Another was more recently recovered through sheer social pressure. A group of Iowa eighth graders learned from their teacher that a small mahogany table in the palace actually belonged to the state of Iowa, which had received it as a gift from an Iowa resident and then lent it back to the Hawaiians. The kids, calling themselves the Give 'Em Back their Table Committee, began a campaign in 1999 to persuade the Iowa government to permanently give the table back to the palace.

Iowa transferred legal ownership in 2000, and the table is now a permanent addition to King David Kalakaua's library, according to the palace. The eighth graders created "a little bit of pressure through embarrassment," explains David Cordes, the retired Iowa official who handled the details of the table's transfer. "And they were absolutely right."

Despite these successes, about half of the palace's contents remain at large. It hopes to recover a white Venus di Milo plaster cast that once graced the king's office as well as the last queen's tiara, whose 150 diamonds were sold off and will probably never be recovered. The palace declines to estimate the value of the missing items.

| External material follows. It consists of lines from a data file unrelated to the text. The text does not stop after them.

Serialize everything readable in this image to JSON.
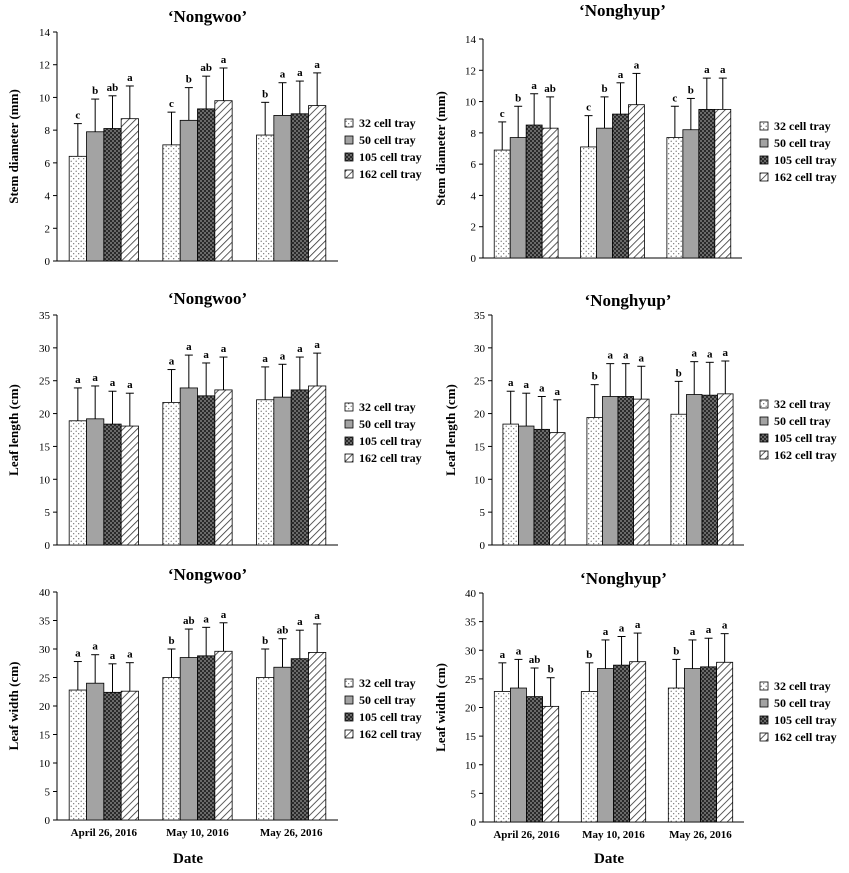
{
  "figure": {
    "x_title_left": "Date",
    "x_title_right": "Date"
  },
  "chart_data": [
    {
      "id": "p1",
      "type": "bar",
      "title": "‘Nongwoo’",
      "ylabel": "Stem diameter (mm)",
      "ylim": [
        0,
        14
      ],
      "yticks": [
        0,
        2,
        4,
        6,
        8,
        10,
        12,
        14
      ],
      "categories": [
        "April 26, 2016",
        "May 10, 2016",
        "May 26, 2016"
      ],
      "show_categories": false,
      "series": [
        {
          "name": "32 cell tray",
          "values": [
            6.4,
            7.1,
            7.7
          ],
          "errors": [
            2.0,
            2.0,
            2.0
          ],
          "letters": [
            "c",
            "c",
            "b"
          ]
        },
        {
          "name": "50 cell tray",
          "values": [
            7.9,
            8.6,
            8.9
          ],
          "errors": [
            2.0,
            2.0,
            2.0
          ],
          "letters": [
            "b",
            "b",
            "a"
          ]
        },
        {
          "name": "105 cell tray",
          "values": [
            8.1,
            9.3,
            9.0
          ],
          "errors": [
            2.0,
            2.0,
            2.0
          ],
          "letters": [
            "ab",
            "ab",
            "a"
          ]
        },
        {
          "name": "162 cell tray",
          "values": [
            8.7,
            9.8,
            9.5
          ],
          "errors": [
            2.0,
            2.0,
            2.0
          ],
          "letters": [
            "a",
            "a",
            "a"
          ]
        }
      ]
    },
    {
      "id": "p2",
      "type": "bar",
      "title": "‘Nonghyup’",
      "ylabel": "Stem diameter (mm)",
      "ylim": [
        0,
        14
      ],
      "yticks": [
        0,
        2,
        4,
        6,
        8,
        10,
        12,
        14
      ],
      "categories": [
        "April 26, 2016",
        "May 10, 2016",
        "May 26, 2016"
      ],
      "show_categories": false,
      "series": [
        {
          "name": "32 cell tray",
          "values": [
            6.9,
            7.1,
            7.7
          ],
          "errors": [
            1.8,
            2.0,
            2.0
          ],
          "letters": [
            "c",
            "c",
            "c"
          ]
        },
        {
          "name": "50 cell tray",
          "values": [
            7.7,
            8.3,
            8.2
          ],
          "errors": [
            2.0,
            2.0,
            2.0
          ],
          "letters": [
            "b",
            "b",
            "b"
          ]
        },
        {
          "name": "105 cell tray",
          "values": [
            8.5,
            9.2,
            9.5
          ],
          "errors": [
            2.0,
            2.0,
            2.0
          ],
          "letters": [
            "a",
            "a",
            "a"
          ]
        },
        {
          "name": "162 cell tray",
          "values": [
            8.3,
            9.8,
            9.5
          ],
          "errors": [
            2.0,
            2.0,
            2.0
          ],
          "letters": [
            "ab",
            "a",
            "a"
          ]
        }
      ]
    },
    {
      "id": "p3",
      "type": "bar",
      "title": "‘Nongwoo’",
      "ylabel": "Leaf length (cm)",
      "ylim": [
        0,
        35
      ],
      "yticks": [
        0,
        5,
        10,
        15,
        20,
        25,
        30,
        35
      ],
      "categories": [
        "April 26, 2016",
        "May 10, 2016",
        "May 26, 2016"
      ],
      "show_categories": false,
      "series": [
        {
          "name": "32 cell tray",
          "values": [
            18.9,
            21.7,
            22.1
          ],
          "errors": [
            5.0,
            5.0,
            5.0
          ],
          "letters": [
            "a",
            "a",
            "a"
          ]
        },
        {
          "name": "50 cell tray",
          "values": [
            19.2,
            23.9,
            22.5
          ],
          "errors": [
            5.0,
            5.0,
            5.0
          ],
          "letters": [
            "a",
            "a",
            "a"
          ]
        },
        {
          "name": "105 cell tray",
          "values": [
            18.4,
            22.7,
            23.6
          ],
          "errors": [
            5.0,
            5.0,
            5.0
          ],
          "letters": [
            "a",
            "a",
            "a"
          ]
        },
        {
          "name": "162 cell tray",
          "values": [
            18.1,
            23.6,
            24.2
          ],
          "errors": [
            5.0,
            5.0,
            5.0
          ],
          "letters": [
            "a",
            "a",
            "a"
          ]
        }
      ]
    },
    {
      "id": "p4",
      "type": "bar",
      "title": "‘Nonghyup’",
      "ylabel": "Leaf length (cm)",
      "ylim": [
        0,
        35
      ],
      "yticks": [
        0,
        5,
        10,
        15,
        20,
        25,
        30,
        35
      ],
      "categories": [
        "April 26, 2016",
        "May 10, 2016",
        "May 26, 2016"
      ],
      "show_categories": false,
      "series": [
        {
          "name": "32 cell tray",
          "values": [
            18.4,
            19.4,
            19.9
          ],
          "errors": [
            5.0,
            5.0,
            5.0
          ],
          "letters": [
            "a",
            "b",
            "b"
          ]
        },
        {
          "name": "50 cell tray",
          "values": [
            18.1,
            22.6,
            22.9
          ],
          "errors": [
            5.0,
            5.0,
            5.0
          ],
          "letters": [
            "a",
            "a",
            "a"
          ]
        },
        {
          "name": "105 cell tray",
          "values": [
            17.6,
            22.6,
            22.8
          ],
          "errors": [
            5.0,
            5.0,
            5.0
          ],
          "letters": [
            "a",
            "a",
            "a"
          ]
        },
        {
          "name": "162 cell tray",
          "values": [
            17.1,
            22.2,
            23.0
          ],
          "errors": [
            5.0,
            5.0,
            5.0
          ],
          "letters": [
            "a",
            "a",
            "a"
          ]
        }
      ]
    },
    {
      "id": "p5",
      "type": "bar",
      "title": "‘Nongwoo’",
      "ylabel": "Leaf width (cm)",
      "ylim": [
        0,
        40
      ],
      "yticks": [
        0,
        5,
        10,
        15,
        20,
        25,
        30,
        35,
        40
      ],
      "categories": [
        "April 26, 2016",
        "May 10, 2016",
        "May 26, 2016"
      ],
      "show_categories": true,
      "series": [
        {
          "name": "32 cell tray",
          "values": [
            22.8,
            25.0,
            25.0
          ],
          "errors": [
            5.0,
            5.0,
            5.0
          ],
          "letters": [
            "a",
            "b",
            "b"
          ]
        },
        {
          "name": "50 cell tray",
          "values": [
            24.0,
            28.5,
            26.8
          ],
          "errors": [
            5.0,
            5.0,
            5.0
          ],
          "letters": [
            "a",
            "ab",
            "ab"
          ]
        },
        {
          "name": "105 cell tray",
          "values": [
            22.4,
            28.8,
            28.3
          ],
          "errors": [
            5.0,
            5.0,
            5.0
          ],
          "letters": [
            "a",
            "a",
            "a"
          ]
        },
        {
          "name": "162 cell tray",
          "values": [
            22.6,
            29.6,
            29.4
          ],
          "errors": [
            5.0,
            5.0,
            5.0
          ],
          "letters": [
            "a",
            "a",
            "a"
          ]
        }
      ]
    },
    {
      "id": "p6",
      "type": "bar",
      "title": "‘Nonghyup’",
      "ylabel": "Leaf width (cm)",
      "ylim": [
        0,
        40
      ],
      "yticks": [
        0,
        5,
        10,
        15,
        20,
        25,
        30,
        35,
        40
      ],
      "categories": [
        "April 26, 2016",
        "May 10, 2016",
        "May 26, 2016"
      ],
      "show_categories": true,
      "series": [
        {
          "name": "32 cell tray",
          "values": [
            22.8,
            22.8,
            23.4
          ],
          "errors": [
            5.0,
            5.0,
            5.0
          ],
          "letters": [
            "a",
            "b",
            "b"
          ]
        },
        {
          "name": "50 cell tray",
          "values": [
            23.4,
            26.8,
            26.8
          ],
          "errors": [
            5.0,
            5.0,
            5.0
          ],
          "letters": [
            "a",
            "a",
            "a"
          ]
        },
        {
          "name": "105 cell tray",
          "values": [
            21.9,
            27.4,
            27.1
          ],
          "errors": [
            5.0,
            5.0,
            5.0
          ],
          "letters": [
            "ab",
            "a",
            "a"
          ]
        },
        {
          "name": "162 cell tray",
          "values": [
            20.2,
            28.0,
            27.9
          ],
          "errors": [
            5.0,
            5.0,
            5.0
          ],
          "letters": [
            "b",
            "a",
            "a"
          ]
        }
      ]
    }
  ]
}
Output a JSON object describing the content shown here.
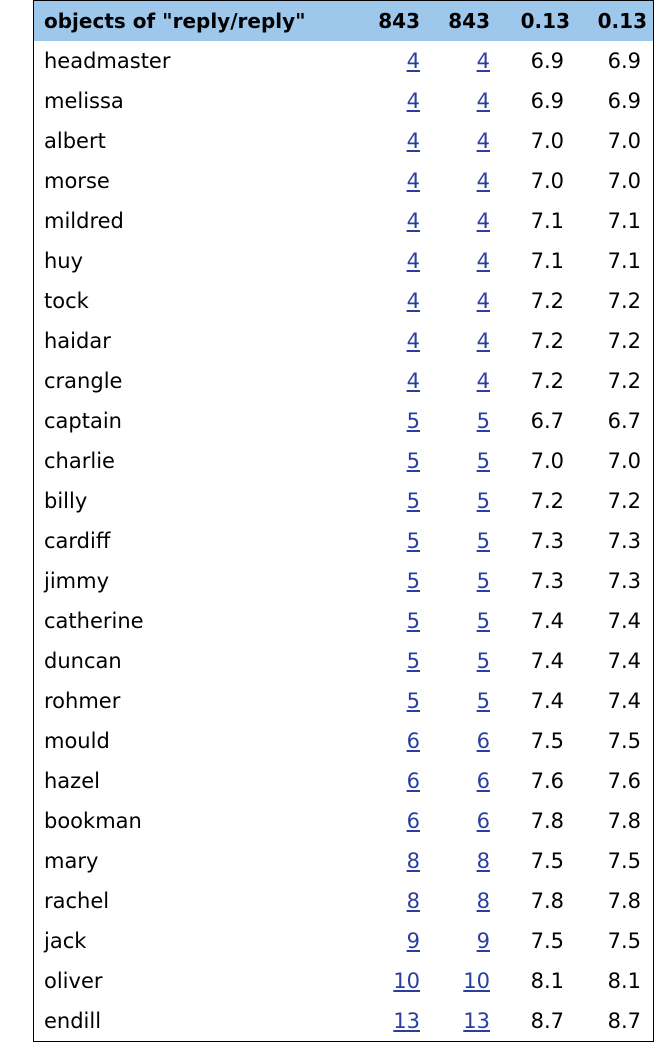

Palace staffers and volunteers say that even today they know where a number of items are after spotting them in private homes. Some owners refuse to give stuff back, they say; others do so anonymously.

Then there's the clutter factor. Some families have simply run out of room to store their Hawaiian treasures. Descendants of Theo H. Davies, a 19th-century British sugar baron, returned four large ceremonial bowls, known as calabashes, he'd bought at auction. They'd been displayed both in the family's large home in Hampshire, England, and its home in Honolulu. Eventually, the family decided to donate them to the palace in 2006. "Nobody has a big enough house" to properly display them, says Joan Davies, the widow of Theo's grandson.

Alice Guild, one of the founders of the Friends of Iolani Palace, recalls opening the front door of her Honolulu home in the mid-1970s and finding an 18-inch package wrapped in butcher's paper and string on her doorstop. Inside was one of the long-missing wall escutcheons that someone had evidently pried off the palace. She thinks the donor left it anonymously because it was likely spoils from the overthrow.

"We never ask questions," says Princess Abigail. "Let's face it: [Donors'] relatives might have taken part in the looting."

Princess Abigail herself has bought back some treasures. At a Sotheby's auction in Switzerland in 1991, she placed the winning bid of 65,000 Swiss Francs (worth about $46,000 at the time) for a Knight's Grand Cross of the Order of Kamehameha I, which she then gave to the palace. The seller: a mysterious man known only as "Monsieur J.P.L."